Direktur Eksekutif LPPOM MUI Lukmanul Hakim menyatakan sampai saat ini belum ada perusahaan obat yang mengajukan permohonan sertifikasi halal.
"Menurut data LPPOM MUI belum ada satupun obat yang beredar di Indonesia bersertifikat halal. Belum ada yang mengajukan permohonan sertifikasi juga," katanya saat membuka seminar tentang pentingnya penyediaan produk obat halal di Jakarta, Rabu (31/3/2010).
Dalam daftar produk halal LPPOM MUI edisi Maret 2010, sebenarnya ada lima produk dalam kelompok obat-obatan yang terdaftar memiliki sertifikat halal. Namun kebanyakan hanya berupa produk cangkang kapsul dan gelatin kapsul.
Lukman mengaku tidak tahu pasti, mengapa produsen obat tidak mau mengajukan permintaan sertifikasi halal. Padahal sosialisasi mengenai masalah ini sudah dilakukan LPPOM MUI.
"Kalau karena tidak tahu, saya pikir tidak. Kami sudah sejak lama menyosialisasikan masalah ini, pasti informasinya sampai ke mereka juga," katanya.
Ia mengatakan, besar mungkin produsen farmasi tidak terdorong membuat produk halal dan mengajukan permohonan sertifikasi halal atas produknya karena selama ini masyarakat juga belum begitu peduli dengan kehalalan produk obat.
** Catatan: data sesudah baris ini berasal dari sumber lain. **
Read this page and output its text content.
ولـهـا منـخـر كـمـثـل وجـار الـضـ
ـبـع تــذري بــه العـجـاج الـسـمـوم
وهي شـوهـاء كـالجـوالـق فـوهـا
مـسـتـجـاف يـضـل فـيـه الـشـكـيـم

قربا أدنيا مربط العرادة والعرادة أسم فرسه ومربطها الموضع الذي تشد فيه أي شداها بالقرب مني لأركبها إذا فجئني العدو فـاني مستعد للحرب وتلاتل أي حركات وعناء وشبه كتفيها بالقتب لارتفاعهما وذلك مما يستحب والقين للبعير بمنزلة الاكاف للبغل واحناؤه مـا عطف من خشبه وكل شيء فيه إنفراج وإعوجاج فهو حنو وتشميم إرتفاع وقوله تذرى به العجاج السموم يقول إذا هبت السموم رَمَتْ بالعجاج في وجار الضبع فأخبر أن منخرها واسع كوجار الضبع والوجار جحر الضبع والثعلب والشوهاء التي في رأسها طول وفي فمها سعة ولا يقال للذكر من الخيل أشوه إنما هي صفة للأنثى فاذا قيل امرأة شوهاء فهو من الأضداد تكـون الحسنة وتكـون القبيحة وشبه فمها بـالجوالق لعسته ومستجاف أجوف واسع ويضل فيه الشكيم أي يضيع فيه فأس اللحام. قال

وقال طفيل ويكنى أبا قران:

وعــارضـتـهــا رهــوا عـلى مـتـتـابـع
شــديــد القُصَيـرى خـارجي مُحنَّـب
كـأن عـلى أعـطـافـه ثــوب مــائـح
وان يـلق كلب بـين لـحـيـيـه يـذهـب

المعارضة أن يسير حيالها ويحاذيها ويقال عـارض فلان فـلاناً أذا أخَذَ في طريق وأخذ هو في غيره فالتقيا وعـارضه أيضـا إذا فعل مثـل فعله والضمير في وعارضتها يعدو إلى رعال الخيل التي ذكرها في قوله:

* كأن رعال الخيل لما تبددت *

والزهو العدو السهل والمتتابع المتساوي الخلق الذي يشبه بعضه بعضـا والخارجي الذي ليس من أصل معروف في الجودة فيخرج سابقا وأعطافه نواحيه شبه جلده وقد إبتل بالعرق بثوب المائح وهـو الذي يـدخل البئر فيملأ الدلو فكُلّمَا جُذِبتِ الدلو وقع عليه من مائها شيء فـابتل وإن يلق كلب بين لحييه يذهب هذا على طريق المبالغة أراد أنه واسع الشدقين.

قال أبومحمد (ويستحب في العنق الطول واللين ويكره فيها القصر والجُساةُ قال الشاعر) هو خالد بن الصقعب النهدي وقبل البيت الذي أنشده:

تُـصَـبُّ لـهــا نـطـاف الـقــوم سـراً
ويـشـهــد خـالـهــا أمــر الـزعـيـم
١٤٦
Kebanyakan masyarakat, ia menjelaskan, masih menganggap obat sebagai produk yang hanya digunakan dalam keadaan darurat, sehingga kehalalan materi dan proses pembuatannya tidak dianggap sebagai masalah.
"Padahal seharusnya tidak demikian. Obat untuk penyakit mematikan bisa diperlakukan demikian dengan alasan darurat, tapi untuk penyakit lain yang sebenarnya bisa diobati dengan obat yang berbahan dan proses halal kan tidak," katanya.
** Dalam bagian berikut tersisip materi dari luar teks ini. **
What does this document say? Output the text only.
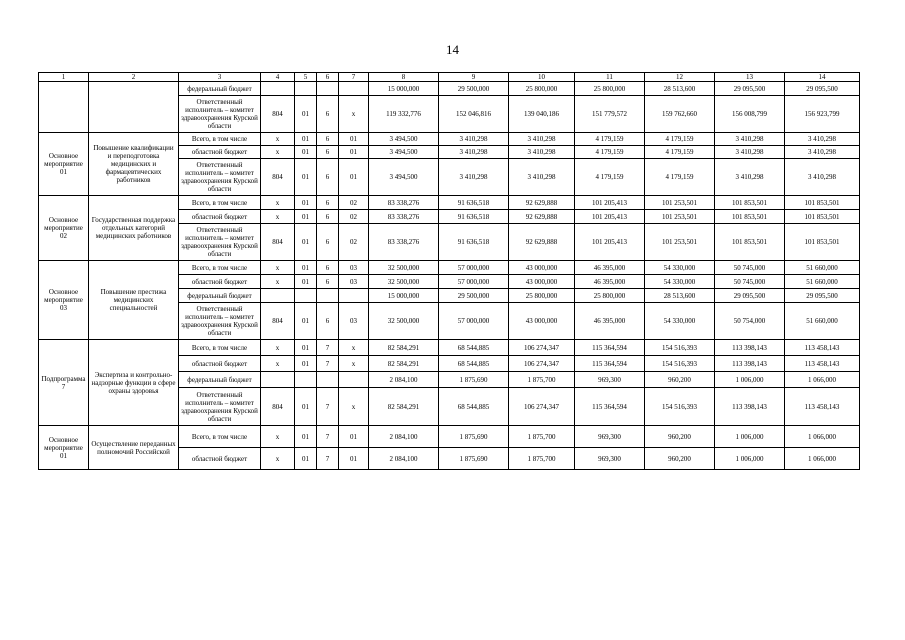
14
1	2	3	4	5	6	7	8	9	10	11	12	13	14
		федеральный бюджет					15 000,000	29 500,000	25 800,000	25 800,000	28 513,600	29 095,500	29 095,500
		Ответственный исполнитель – комитет здравоохранения Курской области	804	01	6	х	119 332,776	152 046,816	139 040,186	151 779,572	159 762,660	156 008,799	156 923,799
Основное мероприятие 01	Повышение квалификации и переподготовка медицинских и фармацевтических работников	Всего, в том числе	х	01	6	01	3 494,500	3 410,298	3 410,298	4 179,159	4 179,159	3 410,298	3 410,298
		областной бюджет	х	01	6	01	3 494,500	3 410,298	3 410,298	4 179,159	4 179,159	3 410,298	3 410,298
		Ответственный исполнитель – комитет здравоохранения Курской области	804	01	6	01	3 494,500	3 410,298	3 410,298	4 179,159	4 179,159	3 410,298	3 410,298
Основное мероприятие 02	Государственная поддержка отдельных категорий медицинских работников	Всего, в том числе	х	01	6	02	83 338,276	91 636,518	92 629,888	101 205,413	101 253,501	101 853,501	101 853,501
		областной бюджет	х	01	6	02	83 338,276	91 636,518	92 629,888	101 205,413	101 253,501	101 853,501	101 853,501
		Ответственный исполнитель – комитет здравоохранения Курской области	804	01	6	02	83 338,276	91 636,518	92 629,888	101 205,413	101 253,501	101 853,501	101 853,501
Основное мероприятие 03	Повышение престижа медицинских специальностей	Всего, в том числе	х	01	6	03	32 500,000	57 000,000	43 000,000	46 395,000	54 330,000	50 745,000	51 660,000
		областной бюджет	х	01	6	03	32 500,000	57 000,000	43 000,000	46 395,000	54 330,000	50 745,000	51 660,000
		федеральный бюджет					15 000,000	29 500,000	25 800,000	25 800,000	28 513,600	29 095,500	29 095,500
		Ответственный исполнитель – комитет здравоохранения Курской области	804	01	6	03	32 500,000	57 000,000	43 000,000	46 395,000	54 330,000	50 754,000	51 660,000
Подпрограмма 7	Экспертиза и контрольно-надзорные функции в сфере охраны здоровья	Всего, в том числе	х	01	7	х	82 584,291	68 544,885	106 274,347	115 364,594	154 516,393	113 398,143	113 458,143
		областной бюджет	х	01	7	х	82 584,291	68 544,885	106 274,347	115 364,594	154 516,393	113 398,143	113 458,143
		федеральный бюджет					2 084,100	1 875,690	1 875,700	969,300	960,200	1 006,000	1 066,000
		Ответственный исполнитель – комитет здравоохранения Курской области	804	01	7	х	82 584,291	68 544,885	106 274,347	115 364,594	154 516,393	113 398,143	113 458,143
Основное мероприятие 01	Осуществление переданных полномочий Российской	Всего, в том числе	х	01	7	01	2 084,100	1 875,690	1 875,700	969,300	960,200	1 006,000	1 066,000
		областной бюджет	х	01	7	01	2 084,100	1 875,690	1 875,700	969,300	960,200	1 006,000	1 066,000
Menurut Ketua MUI Amidhan, hukum mengonsumsi obat dan vaksin sebenarnya sama dengan hukum mengonsumsi produk pangan yakni harus yang halal. Amidhan antara lain mendasarkan hal itu pada hadits Nabi Muhammad SAW yang diriwayatkan oleh Abu Daud dari Abu Darda yang berbunyi: "Allah telah menurunkan penyakit dan obat serta menjadikan obat bagi setiap penyakit; maka berobatlah dan janganlah berobat dengan benda yang haram."
"Tapi kesadaran konsumen muslim untuk mengonsumsi produk halal, termasuk obat dan vaksin, masih rendah," katanya.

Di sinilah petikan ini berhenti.